Yes, it was very noticeable that there was no press at the event. It is sad that good almost always goes unrecognized in the media. But please know that this family is very appreciative, and I will forward the article to my siblings.
Carole Y. Dickens
To the Editor:
I would like to thank John Branston for "Remembering the Warriors." He wrote that [BTW principal] Blair Hunt constantly told Albert Yates and D'Army Bailey, "You are somebody." That caused me to recall the words of Dr. Martin Luther King Jr.: "Every man is somebody because he is a child of God."
And that is why no man, woman, or child should ever feel inferior to anyone else.
Arthur H. Prince
To the Editor:
I would like to congratulate Scott Banbury on the most succinct statement I have ever known him to write (Letters, January 16th issue). It was so eloquent, in fact, that I was near the end before I saw his name and recalled that the issue he raised (President Bush "stinks") was partially his fault.
Banbury's -- and the loony left's -- support of Ralph Nader in 2000 has as surely condemned us to this plight as did any shenanigans in the state of Florida, one of several states where as few as 1,000 votes swinging from Nader to Gore could have rendered the suspected theft of the presidency an academic issue.
On Sunday, November 5, 2000, I told Banbury that the presidential election was too close to call and I gave him a list of predictions for a Bush presidency that included a derailed economy, significant loss of jobs, a massive upward redistribution of wealth, loss of privacy and civil liberties, "self-regulated" industry stomping the crap out of the environment, and unchecked military spending that would inevitably precipitate a foreign conflict.

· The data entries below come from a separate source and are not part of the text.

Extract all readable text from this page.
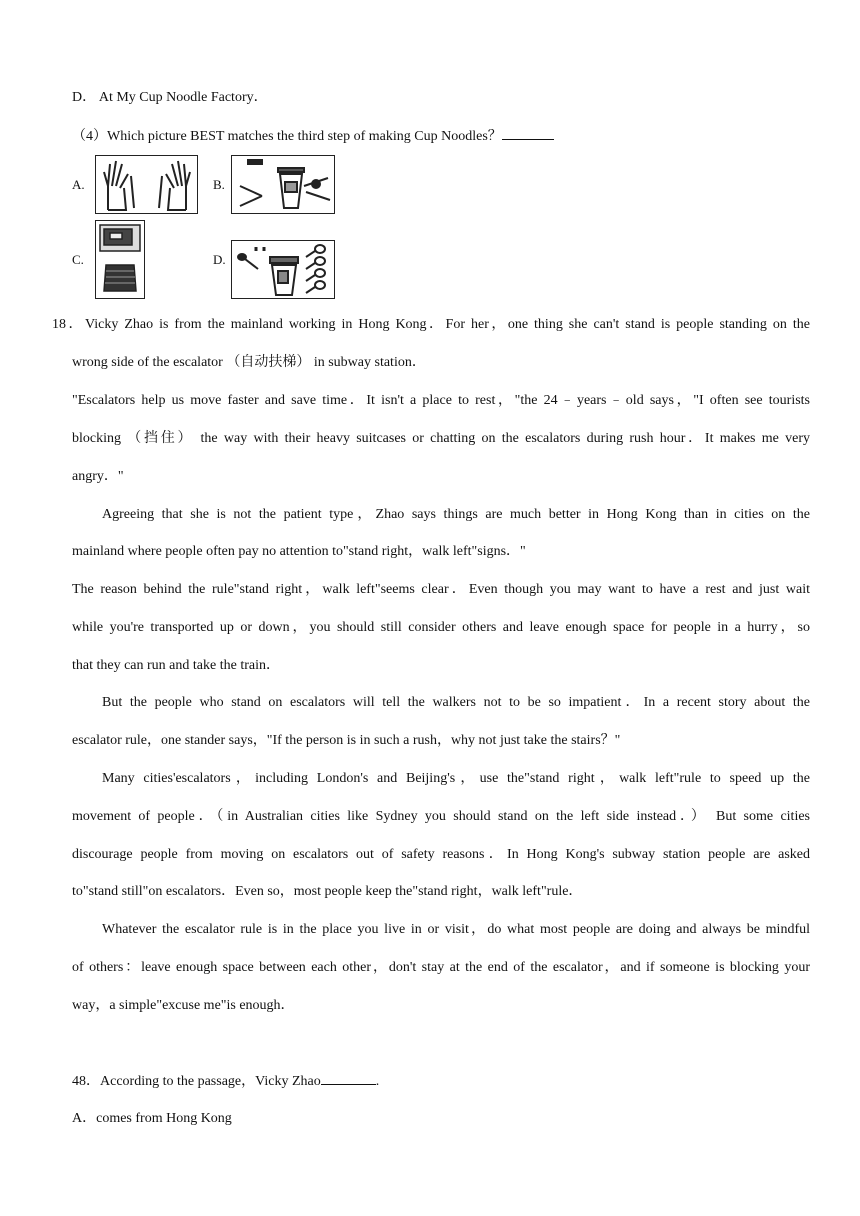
D． At My Cup Noodle Factory．
（4）Which picture BEST matches the third step of making Cup Noodles？
A.	B.
C.	D.
18．Vicky Zhao is from the mainland working in Hong Kong．For her，one thing she can't stand is people standing on the
wrong side of the escalator （自动扶梯） in subway station．
"Escalators help us move faster and save time．It isn't a place to rest，"the 24﹣years﹣old says，"I often see tourists
blocking （挡住） the way with their heavy suitcases or chatting on the escalators during rush hour．It makes me very
angry．"
Agreeing that she is not the patient type，Zhao says things are much better in Hong Kong than in cities on the
mainland where people often pay no attention to"stand right，walk left"signs．"
The reason behind the rule"stand right，walk left"seems clear．Even though you may want to have a rest and just wait
while you're transported up or down，you should still consider others and leave enough space for people in a hurry，so
that they can run and take the train．
But the people who stand on escalators will tell the walkers not to be so impatient．In a recent story about the
escalator rule，one stander says，"If the person is in such a rush，why not just take the stairs？"
Many cities'escalators，including London's and Beijing's，use the"stand right，walk left"rule to speed up the
movement of people．（in Australian cities like Sydney you should stand on the left side instead．） But some cities
discourage people from moving on escalators out of safety reasons．In Hong Kong's subway station people are asked
to"stand still"on escalators．Even so，most people keep the"stand right，walk left"rule．
Whatever the escalator rule is in the place you live in or visit，do what most people are doing and always be mindful
of others：leave enough space between each other，don't stay at the end of the escalator，and if someone is blocking your
way，a simple"excuse me"is enough．
48．According to the passage，Vicky Zhao	.
A．comes from Hong Kong
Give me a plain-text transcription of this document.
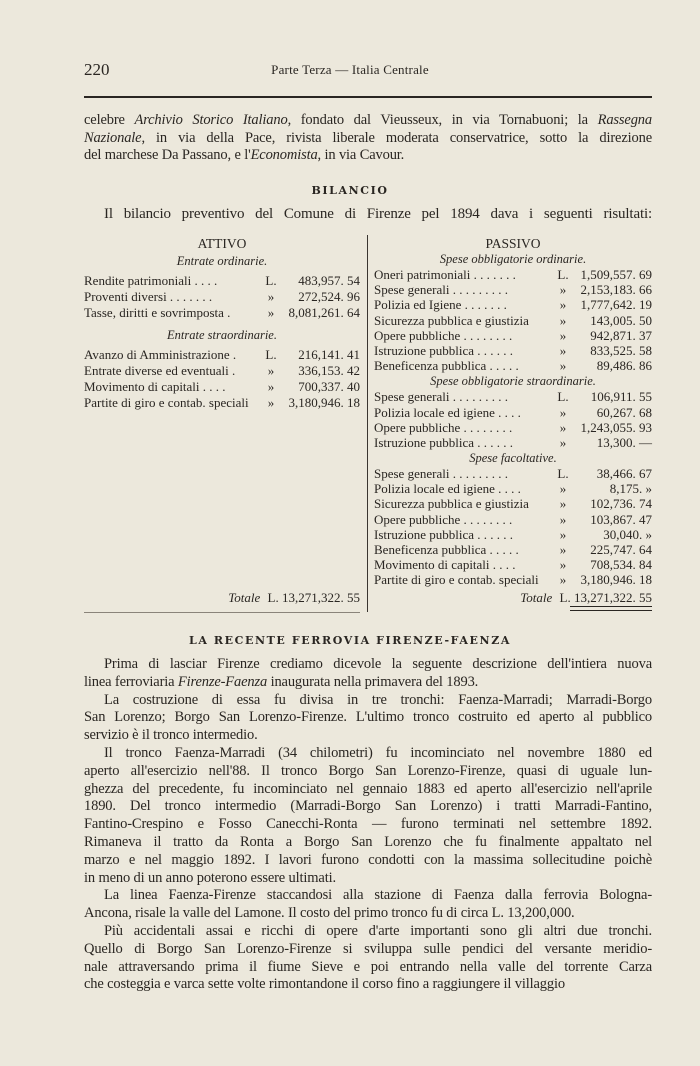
220	Parte Terza — Italia Centrale
celebre Archivio Storico Italiano, fondato dal Vieusseux, in via Tornabuoni; la Rassegna
Nazionale, in via della Pace, rivista liberale moderata conservatrice, sotto la direzione
del marchese Da Passano, e l'Economista, in via Cavour.
BILANCIO
Il bilancio preventivo del Comune di Firenze pel 1894 dava i seguenti risultati:
ATTIVO
Entrate ordinarie.
Rendite patrimoniali . . . .	L.	483,957. 54
Proventi diversi . . . . . . .	»	272,524. 96
Tasse, diritti e sovrimposta .	»	8,081,261. 64
Entrate straordinarie.
Avanzo di Amministrazione .	L.	216,141. 41
Entrate diverse ed eventuali .	»	336,153. 42
Movimento di capitali . . . .	»	700,337. 40
Partite di giro e contab. speciali	»	3,180,946. 18
PASSIVO
Spese obbligatorie ordinarie.
Oneri patrimoniali . . . . . . .	L. 1,509,557. 69
Spese generali . . . . . . . . .	»	2,153,183. 66
Polizia ed Igiene . . . . . . .	»	1,777,642. 19
Sicurezza pubblica e giustizia	»	143,005. 50
Opere pubbliche . . . . . . . .	»	942,871. 37
Istruzione pubblica . . . . . .	»	833,525. 58
Beneficenza pubblica . . . . .	»	89,486. 86
Spese obbligatorie straordinarie.
Spese generali . . . . . . . . .	L.	106,911. 55
Polizia locale ed igiene . . . .	»	60,267. 68
Opere pubbliche . . . . . . . .	»	1,243,055. 93
Istruzione pubblica . . . . . .	»	13,300. —
Spese facoltative.
Spese generali . . . . . . . . .	L.	38,466. 67
Polizia locale ed igiene . . . .	»	8,175. »
Sicurezza pubblica e giustizia	»	102,736. 74
Opere pubbliche . . . . . . . .	»	103,867. 47
Istruzione pubblica . . . . . .	»	30,040. »
Beneficenza pubblica . . . . .	»	225,747. 64
Movimento di capitali . . . .	»	708,534. 84
Partite di giro e contab. speciali	»	3,180,946. 18
Totale L. 13,271,322. 55	Totale L. 13,271,322. 55
LA RECENTE FERROVIA FIRENZE-FAENZA
Prima di lasciar Firenze crediamo dicevole la seguente descrizione dell'intiera nuova
linea ferroviaria Firenze-Faenza inaugurata nella primavera del 1893.
La costruzione di essa fu divisa in tre tronchi: Faenza-Marradi; Marradi-Borgo
San Lorenzo; Borgo San Lorenzo-Firenze. L'ultimo tronco costruito ed aperto al pubblico
servizio è il tronco intermedio.
Il tronco Faenza-Marradi (34 chilometri) fu incominciato nel novembre 1880 ed
aperto all'esercizio nell'88. Il tronco Borgo San Lorenzo-Firenze, quasi di uguale lun-
ghezza del precedente, fu incominciato nel gennaio 1883 ed aperto all'esercizio nell'aprile
1890. Del tronco intermedio (Marradi-Borgo San Lorenzo) i tratti Marradi-Fantino,
Fantino-Crespino e Fosso Canecchi-Ronta — furono terminati nel settembre 1892.
Rimaneva il tratto da Ronta a Borgo San Lorenzo che fu finalmente appaltato nel
marzo e nel maggio 1892. I lavori furono condotti con la massima sollecitudine poichè
in meno di un anno poterono essere ultimati.
La linea Faenza-Firenze staccandosi alla stazione di Faenza dalla ferrovia Bologna-
Ancona, risale la valle del Lamone. Il costo del primo tronco fu di circa L. 13,200,000.
Più accidentali assai e ricchi di opere d'arte importanti sono gli altri due tronchi.
Quello di Borgo San Lorenzo-Firenze si sviluppa sulle pendici del versante meridio-
nale attraversando prima il fiume Sieve e poi entrando nella valle del torrente Carza
che costeggia e varca sette volte rimontandone il corso fino a raggiungere il villaggio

Sadly, each and every one of these predictions has come true, and the worst is yet to come. George Bush is almost certainly going to get reelected. He is going to appoint not one but at least two Supreme Court justices to go along with an attorney general who believes dissent is unpatriotic and potentially treasonous. A GOP majority Senate stands by to confirm these appointments. Barring an immediate and radical change in the political environment, there is nothing anybody can do about it.
When will Banbury and others on the far left learn that four out of five people in America have issues with economic and political empowerment? If we ever get off of the finer esoteric points and find agreement on core issues, we could create a majority in America who could save not only ourselves but every vanishing tree, fish, and drop of clean water.